Detection of MRD Using IGH Assay By NGS after Second Cycle of Chemotherapy in Adult B-Lymphoblastic Leukemia Predicts Poor Clinical Outcomes: Results from a Multicenter Study

Introduction: B-lymphoblastic leukemia (B-ALL) is an aggressive hematologic malignancy. Chemotherapy has been the mainstay treatment for B-ALL, however, approximately 30% of adult B-ALL relapse after the treatment. Measurable residual disease (MRD) after intensive chemotherapy is one of predictors of disease relapse and inferior survival therefore being integrated into treatment scheme of B-ALL to individualize treatment for patients with B-ALL. Determining MRD status can be done by various methods. Multicolor flow cytometry has been widely integrated into clinical practice for MRD detection, however, there are certain technical limitations and variable sensitivity. Next-generation sequencing (NGS) detecting clonal rearrangement of immunoglobulin (Ig) gene has been an increasingly used technique with high sensitivity and unequivocal interpretation. However, an appropriate timepoint of Ig gene sequencing for MRD detection to correlate with clinical outcomes is not yet well validated. We aim to evaluate the role of MRD monitoring after intensive chemotherapy in adult B-ALL patients using Ig sequencing and its correlation with treatment outcomes.

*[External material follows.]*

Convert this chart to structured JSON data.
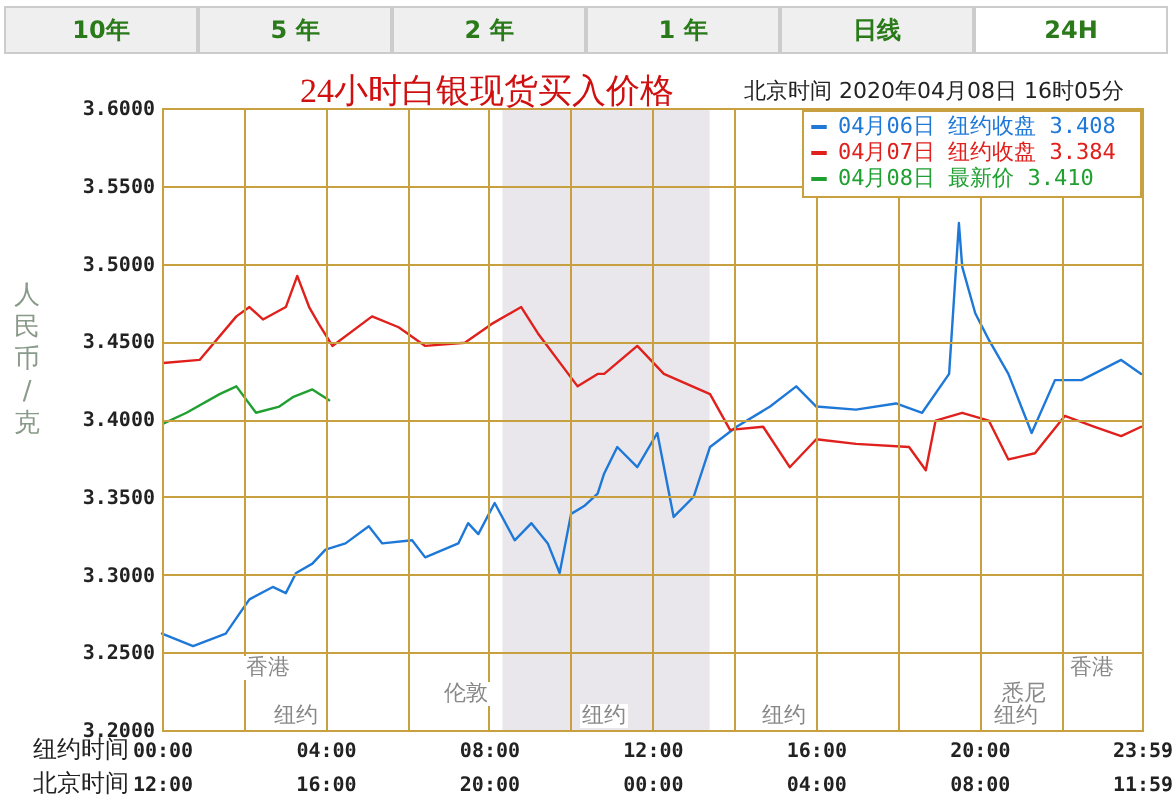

Methods: Newly diagnosed adult (age>15 years old) B-ALL patients from 4 university hospitals in Thailand between 2019 to 2023 were included (King Chulalongkorn Memorial Hospital, Thammasat university, Chiang Mai university and Ramathibodi hospital). DNA was extracted from bone marrow at the diagnosis, after the first and second cycle of chemotherapy (MRD1 and MRD2) and examined using NGS to analyze clonal rearrangement of Ig heavy chain (IGH) using LymphoTrack® IGHFR1 Assay (Invivoscribe) with IONS5 sequencer. Those that were negative for IGH clonality were further sequenced for clonal rearrangement of Immunoglobulin kappa light chain (IGK).

Results: A total of 25 B-ALL patients were sequenced for clonality by IGH assay. IGH clonality was demonstrated at diagnosis in 22 patients (88%) which were subsequently examined for IgH MRD analysis (9 male and 13 female). The median age at diagnosis was 30.5 years old (15-66), with 11/22 (50%) age older than 30 years. Unfavorable karyotypes were observed in 8 patients including 6 cases (27%) with Philadelphia chromosome-positive. Sixty-eight percent (15/22) of the patients were categorized as a high-risk group. Chemotherapy regimens for induction were selected by local hematologists upon institutional preference. There were 11 patients who received adult ALL protocol (adult ALL and HyperCVAD regimen), while 11 patients received pediatric-inspired regimens. All patients with Philadelphia chromosomes-positive ALL received imatinib concomitantly with chemotherapy. All patients achieved morphological complete remission after the first and second cycle of chemotherapy. Eighteen and 17 cases were evaluated for MRD1 and MRD2 by IGH sequencing, respectively. Five patients (22.7%) underwent allogeneic stem cell transplantation. After a median follow-up of 12 months (range, 2-61 months), 11/22 (50%) had disease relapse. Patients with positive MRD by IGH sequencing after second cycle of chemotherapy were significantly correlated with relapse disease (n=11) or not achieved complete remission (n=1) (HR 9.5, 95%CI 1.1-81.4; p=0.04), while those with positive MRD after first cycle of chemotherapy were not associated with relapse disease (p=0.43).

Conclusions: MRD detection using IGH NGS analysis can be applied for post-treatment response assessment of patients with B-ALL. Detection of IgH clonality after second cycle of chemotherapy correlates with inferior survival in B-ALL. Therefore, those patients should be considered for subsequent treatments, such as allogeneic stem cell transplantation or novel monoclonal antibody.

No relevant conflicts of interest to declare.